18 octobre : Allocution télévisée du général de Gaulle
Le 28 octobre, ce que vous allez répondre à ce que je vous demande engagera le destin de la France. J’ai le devoir de vous dire pourquoi.
Tout le monde sait qu’en adoptant, sur ma proposition, la Constitution de 1958, notre peuple a condamné, à une immense majorité, le régime désastreux qui livrait la République à la discrétion des partis et, une fois de plus, avait failli jeter la France au gouffre. Tout le monde sait que, par le même vote, notre peuple a institué un Président, chef de l’État, guide de la France, clef de voûte des institutions, et a consacré le référendum qui permet au Président de soumettre directement au pays ce qui peut être essentiel. Tout le monde sait, qu’en même temps, notre peuple m’a fait confiance pour régler, avec mon gouvernement, les lourds problèmes devant lesquels venait de s’effondrer le système de la décadence : menace immédiate de faillite, absurde conflit algérien, danger grave d’opposition entre la nation et son armée, abaissement de la France au milieu d’un monde qui lui était, alors, malveillant ou méprisant.
Cette mission, si j’ai pu, jusqu’à présent, la remplir, c’est tout d’abord parce que j’étais sûr que vous m’en approuviez. Mais c’est aussi parce que nos institutions nouvelles me donnaient les moyens de faire ce qu’il fallait. Ainsi ai-je pu, pendant quatre années, sans altérer les droits des citoyens ni les libertés publiques, assurer la conduite du pays vers le progrès, la prospérité, la grandeur, étouffer à mesure les menaces criminelles qui se dressaient contre l’État et empêcher le retour aux vices du régime condamné.
Comme la preuve est ainsi faite de la valeur d’une Constitution qui veut que l’État ait une tête et comme, depuis que je joue ce rôle, personne n’a jamais pensé que le président de la République était là pour autre chose, je crois, en toute conscience, que le peuple français doit marquer maintenant par un vote solennel qu’il veut qu’il en soit ainsi, aujourd’hui, demain et plus tard. Je crois que c’est, pour lui, le moment d’en décider, car, autrement, les attentats qui ont été perpétrés et ceux qui sont préparés font voir que ma disparition risquerait de replonger la France dans la confusion de naguère et, bientôt, dans la catastrophe.
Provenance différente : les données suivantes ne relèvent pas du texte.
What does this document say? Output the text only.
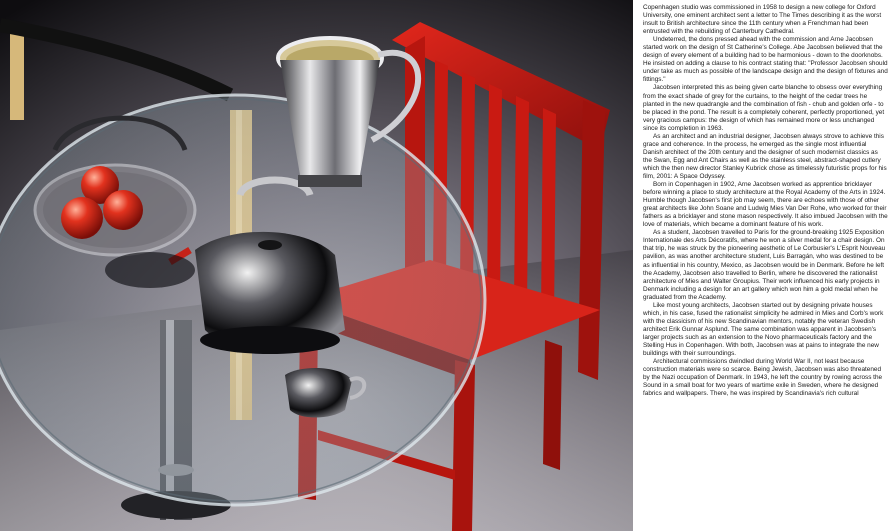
Copenhagen studio was commissioned in 1958 to design a new college for Oxford University, one eminent architect sent a letter to The Times describing it as the worst insult to British architecture since the 11th century when a Frenchman had been entrusted with the rebuilding of Canterbury Cathedral.

Undeterred, the dons pressed ahead with the commission and Arne Jacobsen started work on the design of St Catherine's College. Abe Jacobsen believed that the design of every element of a building had to be harmonious - down to the doorknobs. He insisted on adding a clause to his contract stating that: "Professor Jacobsen should under take as much as possible of the landscape design and the design of fixtures and fittings."

Jacobsen interpreted this as being given carte blanche to obsess over everything from the exact shade of grey for the curtains, to the height of the cedar trees he planted in the new quadrangle and the combination of fish - chub and golden orfe - to be placed in the pond. The result is a completely coherent, perfectly proportioned, yet very gracious campus: the design of which has remained more or less unchanged since its completion in 1963.

As an architect and an industrial designer, Jacobsen always strove to achieve this grace and coherence. In the process, he emerged as the single most influential Danish architect of the 20th century and the designer of such modernist classics as the Swan, Egg and Ant Chairs as well as the stainless steel, abstract-shaped cutlery which the then new director Stanley Kubrick chose as timelessly futuristic props for his film, 2001: A Space Odyssey.

Born in Copenhagen in 1902, Arne Jacobsen worked as apprentice bricklayer before winning a place to study architecture at the Royal Academy of the Arts in 1924. Humble though Jacobsen's first job may seem, there are echoes with those of other great architects like John Soane and Ludwig Mies Van Der Rohe, who worked for their fathers as a bricklayer and stone mason respectively. It also imbued Jacobsen with the love of materials, which became a dominant feature of his work.

As a student, Jacobsen travelled to Paris for the ground-breaking 1925 Exposition Internationale des Arts Décoratifs, where he won a silver medal for a chair design. On that trip, he was struck by the pioneering aesthetic of Le Corbusier's L'Esprit Nouveau pavilion, as was another architecture student, Luis Barragán, who was destined to be as influential in his country, Mexico, as Jacobsen would be in Denmark. Before he left the Academy, Jacobsen also travelled to Berlin, where he discovered the rationalist architecture of Mies and Walter Groupius. Their work influenced his early projects in Denmark including a design for an art gallery which won him a gold medal when he graduated from the Academy.

Like most young architects, Jacobsen started out by designing private houses which, in his case, fused the rationalist simplicity he admired in Mies and Corb's work with the classicism of his new Scandinavian mentors, notably the veteran Swedish architect Erik Gunnar Asplund. The same combination was apparent in Jacobsen's larger projects such as an extension to the Novo pharmaceuticals factory and the Stelling Hus in Copenhagen. With both, Jacobsen was at pains to integrate the new buildings with their surroundings.

Architectural commissions dwindled during World War II, not least because construction materials were so scarce. Being Jewish, Jacobsen was also threatened by the Nazi occupation of Denmark. In 1943, he left the country by rowing across the Sound in a small boat for two years of wartime exile in Sweden, where he designed fabrics and wallpapers. There, he was inspired by Scandinavia's rich cultural
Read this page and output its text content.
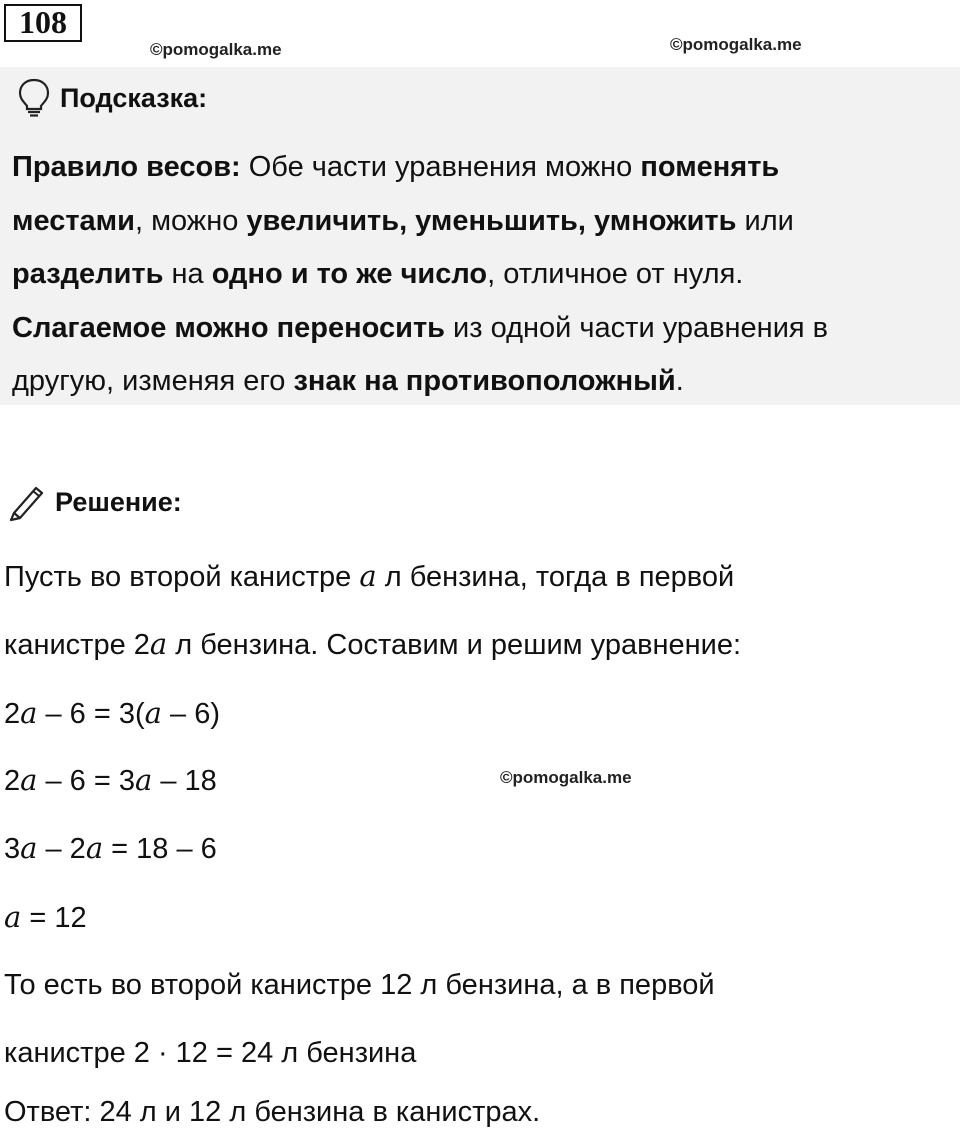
108
©pomogalka.me	©pomogalka.me
Подсказка:
Правило весов: Обе части уравнения можно поменять
местами, можно увеличить, уменьшить, умножить или
разделить на одно и то же число, отличное от нуля.
Слагаемое можно переносить из одной части уравнения в
другую, изменяя его знак на противоположный.
Решение:
Пусть во второй канистре a л бензина, тогда в первой
канистре 2a л бензина. Составим и решим уравнение:
2a – 6 = 3(a – 6)
2a – 6 = 3a – 18	©pomogalka.me
3a – 2a = 18 – 6
a = 12
То есть во второй канистре 12 л бензина, а в первой
канистре 2 · 12 = 24 л бензина
Ответ: 24 л и 12 л бензина в канистрах.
Bref, je crois que, quoi qu’il arrive, la nation doit avoir, désormais, le moyen de choisir elle-même son Président à qui cette investiture directe pourra donner la force et l’obligation d’être le guide de la France et le garant de l’État.
C’est pourquoi, Françaises, Français, m’appuyant sur notre Constitution, usant du droit qu’elle me donne formellement de proposer au peuple souverain, par voie de référendum, tout projet de loi qui porte sur l’organisation des pouvoirs publics, mesurant, mieux que jamais, la responsabilité historique qui m’incombe à l’égard de la patrie, je vous demande, tout simplement, de décider que dorénavant vous élirez votre Président au suffrage universel.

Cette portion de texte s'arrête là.